Although this media- and critic-designated list of the top orchestras is somewhat out of date, with institutions such as the Los Angeles Philharmonic, San Francisco Symphony and St. Louis Symphony Orchestra having drawn critical raves in recent years, there is no question of the place of the Philadelphia in classical music circles over the past century and continuing today. One of the oldest US orchestras, it was founded in 1900, first achieved prominence under Leopold Stokowski in the second and third decades of the 20th century, and then became especially renowned under the leadership of Eugene Ormandy from 1936 to 1980. The long-playing recordings of the Philadelphia under Ormandy introduced music to millions throughout the world.

 

The crisis at the New York City Opera, the Philadelphia Orchestra and elsewhere is usually ascribed to aging and dwindling audiences, the difficulty in attracting young people to concerts of classical music, and the ongoing economic downturn.

 

All of this is true.
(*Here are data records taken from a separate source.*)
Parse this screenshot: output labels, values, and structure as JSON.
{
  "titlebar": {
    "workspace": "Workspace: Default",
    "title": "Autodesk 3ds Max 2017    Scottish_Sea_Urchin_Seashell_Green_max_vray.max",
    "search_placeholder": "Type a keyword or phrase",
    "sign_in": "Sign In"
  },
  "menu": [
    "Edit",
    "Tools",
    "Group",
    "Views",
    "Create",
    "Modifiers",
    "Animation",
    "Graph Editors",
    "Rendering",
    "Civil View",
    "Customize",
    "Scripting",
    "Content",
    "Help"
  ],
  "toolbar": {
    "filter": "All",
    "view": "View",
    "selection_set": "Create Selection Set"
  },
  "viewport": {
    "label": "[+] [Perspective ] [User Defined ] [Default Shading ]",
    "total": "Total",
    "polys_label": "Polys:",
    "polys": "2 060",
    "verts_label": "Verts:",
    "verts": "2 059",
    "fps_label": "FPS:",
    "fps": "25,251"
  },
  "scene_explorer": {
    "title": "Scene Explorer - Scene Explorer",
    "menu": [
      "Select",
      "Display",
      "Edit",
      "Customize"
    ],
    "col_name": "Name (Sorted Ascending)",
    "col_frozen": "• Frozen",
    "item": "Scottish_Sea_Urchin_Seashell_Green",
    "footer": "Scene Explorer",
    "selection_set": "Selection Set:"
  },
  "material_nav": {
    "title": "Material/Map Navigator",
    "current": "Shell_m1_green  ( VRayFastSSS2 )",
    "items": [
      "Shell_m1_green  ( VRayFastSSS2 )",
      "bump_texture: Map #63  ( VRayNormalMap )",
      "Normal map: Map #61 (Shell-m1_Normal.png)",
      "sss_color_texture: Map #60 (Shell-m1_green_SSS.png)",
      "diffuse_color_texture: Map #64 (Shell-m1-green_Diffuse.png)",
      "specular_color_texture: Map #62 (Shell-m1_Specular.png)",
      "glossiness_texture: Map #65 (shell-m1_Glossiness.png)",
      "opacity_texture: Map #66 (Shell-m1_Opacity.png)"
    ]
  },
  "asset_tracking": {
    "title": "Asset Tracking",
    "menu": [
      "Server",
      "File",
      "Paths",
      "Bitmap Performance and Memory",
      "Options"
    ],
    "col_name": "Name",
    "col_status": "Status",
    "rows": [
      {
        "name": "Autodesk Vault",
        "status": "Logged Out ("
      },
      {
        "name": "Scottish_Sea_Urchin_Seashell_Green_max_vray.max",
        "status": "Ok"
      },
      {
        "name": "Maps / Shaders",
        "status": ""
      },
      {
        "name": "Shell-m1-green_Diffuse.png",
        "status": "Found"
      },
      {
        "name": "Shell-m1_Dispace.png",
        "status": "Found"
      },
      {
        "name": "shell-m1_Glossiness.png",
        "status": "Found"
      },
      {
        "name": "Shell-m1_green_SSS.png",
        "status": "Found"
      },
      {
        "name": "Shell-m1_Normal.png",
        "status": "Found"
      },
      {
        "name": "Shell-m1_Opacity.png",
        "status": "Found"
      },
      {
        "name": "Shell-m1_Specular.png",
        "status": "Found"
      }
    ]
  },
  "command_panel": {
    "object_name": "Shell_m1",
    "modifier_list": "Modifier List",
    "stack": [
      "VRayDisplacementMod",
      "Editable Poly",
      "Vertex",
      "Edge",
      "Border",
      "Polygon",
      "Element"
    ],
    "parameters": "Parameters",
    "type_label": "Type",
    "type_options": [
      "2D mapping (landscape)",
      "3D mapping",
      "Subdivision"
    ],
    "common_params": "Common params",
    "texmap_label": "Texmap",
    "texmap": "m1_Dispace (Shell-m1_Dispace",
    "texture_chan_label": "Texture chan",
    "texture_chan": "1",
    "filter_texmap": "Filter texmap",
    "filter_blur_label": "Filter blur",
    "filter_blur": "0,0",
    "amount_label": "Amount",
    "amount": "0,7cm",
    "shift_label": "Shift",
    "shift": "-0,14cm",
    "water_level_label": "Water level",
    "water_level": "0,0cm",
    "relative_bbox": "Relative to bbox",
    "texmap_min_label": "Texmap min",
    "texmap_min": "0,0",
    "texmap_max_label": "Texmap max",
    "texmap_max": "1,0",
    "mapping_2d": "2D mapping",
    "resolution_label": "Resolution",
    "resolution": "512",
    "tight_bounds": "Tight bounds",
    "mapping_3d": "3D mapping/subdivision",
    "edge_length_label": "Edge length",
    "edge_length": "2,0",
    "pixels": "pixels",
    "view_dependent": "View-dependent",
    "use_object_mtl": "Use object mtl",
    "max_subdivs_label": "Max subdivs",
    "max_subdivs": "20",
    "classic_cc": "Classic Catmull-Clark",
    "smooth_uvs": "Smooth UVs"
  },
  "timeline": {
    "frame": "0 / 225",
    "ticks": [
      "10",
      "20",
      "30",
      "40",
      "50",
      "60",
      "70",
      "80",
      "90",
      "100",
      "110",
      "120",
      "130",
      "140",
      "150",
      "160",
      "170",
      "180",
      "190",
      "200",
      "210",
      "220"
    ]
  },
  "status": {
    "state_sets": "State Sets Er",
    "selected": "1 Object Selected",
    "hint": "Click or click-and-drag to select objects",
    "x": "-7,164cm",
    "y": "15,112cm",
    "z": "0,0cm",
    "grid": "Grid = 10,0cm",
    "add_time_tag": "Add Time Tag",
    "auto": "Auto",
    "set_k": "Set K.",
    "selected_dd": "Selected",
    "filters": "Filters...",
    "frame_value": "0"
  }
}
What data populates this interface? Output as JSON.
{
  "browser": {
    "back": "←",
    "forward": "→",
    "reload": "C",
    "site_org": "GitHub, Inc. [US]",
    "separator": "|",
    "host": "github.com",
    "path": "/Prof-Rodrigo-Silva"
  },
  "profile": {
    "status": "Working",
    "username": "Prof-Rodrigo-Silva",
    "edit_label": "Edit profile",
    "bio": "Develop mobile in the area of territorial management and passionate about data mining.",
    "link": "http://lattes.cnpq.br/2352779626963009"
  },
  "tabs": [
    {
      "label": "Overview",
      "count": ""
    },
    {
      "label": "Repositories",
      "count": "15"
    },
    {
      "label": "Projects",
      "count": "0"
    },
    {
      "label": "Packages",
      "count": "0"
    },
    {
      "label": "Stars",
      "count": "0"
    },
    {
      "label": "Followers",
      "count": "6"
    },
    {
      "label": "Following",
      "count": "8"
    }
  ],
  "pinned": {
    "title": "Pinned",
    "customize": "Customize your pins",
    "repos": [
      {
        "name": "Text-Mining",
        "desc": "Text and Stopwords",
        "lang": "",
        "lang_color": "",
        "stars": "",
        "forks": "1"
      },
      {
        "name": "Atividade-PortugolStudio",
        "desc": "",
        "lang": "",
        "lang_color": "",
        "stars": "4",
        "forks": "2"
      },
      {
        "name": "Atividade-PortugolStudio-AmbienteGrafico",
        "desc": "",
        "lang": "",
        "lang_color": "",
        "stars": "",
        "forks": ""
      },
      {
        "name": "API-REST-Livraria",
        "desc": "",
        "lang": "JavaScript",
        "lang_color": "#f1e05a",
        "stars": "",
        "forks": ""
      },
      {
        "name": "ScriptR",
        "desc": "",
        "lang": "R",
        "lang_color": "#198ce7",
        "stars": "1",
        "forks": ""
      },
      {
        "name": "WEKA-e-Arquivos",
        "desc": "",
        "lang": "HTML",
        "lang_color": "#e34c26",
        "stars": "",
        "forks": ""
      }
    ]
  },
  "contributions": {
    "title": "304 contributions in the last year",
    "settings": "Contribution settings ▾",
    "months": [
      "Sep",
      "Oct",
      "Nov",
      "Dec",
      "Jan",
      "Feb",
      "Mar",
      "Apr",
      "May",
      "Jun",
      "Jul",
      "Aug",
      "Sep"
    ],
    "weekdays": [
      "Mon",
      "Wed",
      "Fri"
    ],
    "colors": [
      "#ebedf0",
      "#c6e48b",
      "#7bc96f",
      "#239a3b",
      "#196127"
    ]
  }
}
Ticket prices are beyond the reach of many young people, not to speak of poorer sections of the working class or the vast numbers who must watch their every penny in times of escalating inflation, continuing unemployment and job insecurity. In addition, however, there is a more profound cultural malaise.

 

There is interest and potential in broad layers of the population that do not usually attend concerts. This has been shown by the work of the Los Angeles Philharmonic under its young conductor Gustavo Dudamel, but that effort is itself limited and quite unusual. Music education has all but vanished from most of the country’s public schools. It is no wonder under these circumstances that audiences in many areas are aging.

 

The Los Angeles and San Francisco music scenes are to some extent exceptions to this trend, and the situation is also masked in part in cities such as New York, where the sheer amount of corporate and attendant wealth still often fills Carnegie Hall, the Metropolitan Opera and other major venues.

 

Overall, however, the present situation illustrates the priorities of 21st century American capitalism. The rising power that led to the founding of orchestras such as the Philadelphia at the turn of the 20th century can no longer afford nor has any interest in such “luxuries.” The present social order provides billions for bank bonuses and imperialist war around the world, but is stripping culture of whatever public funding it ever enjoyed. This is part of the onslaught on all of the social reforms of the past century and more.

 

Non-profit cultural institutions like the Philadelphia Orchestra must “pay their own way,” but at the same time they are controlled from top to bottom by the same ruling elite that has plunged the country and the entire world into the biggest crisis in generations. These parasites are complaining that musicians are too highly paid, and that pensions must be sacrificed because “there is no money.”

 

The musicians of the Philadelphia Orchestra and other artists and cultural workers must study the lessons of the struggle of their counterparts in Detroit, as well as the experiences of public employees in Wisconsin and workers everywhere. The defense of art and culture requires a political struggle and a break with the Democratic Party, above all the fight for a socialist program.

 

The fate of music cannot be left in the hands of the latter day aristocrats such as those with whom Haydn and Mozart had no choice but to contend. The cultural patrimony must be taken out of the hands of the tiny handful of multimillionaires and billionaires and placed in the hands of the population as a whole, as part of a democratically planned economy.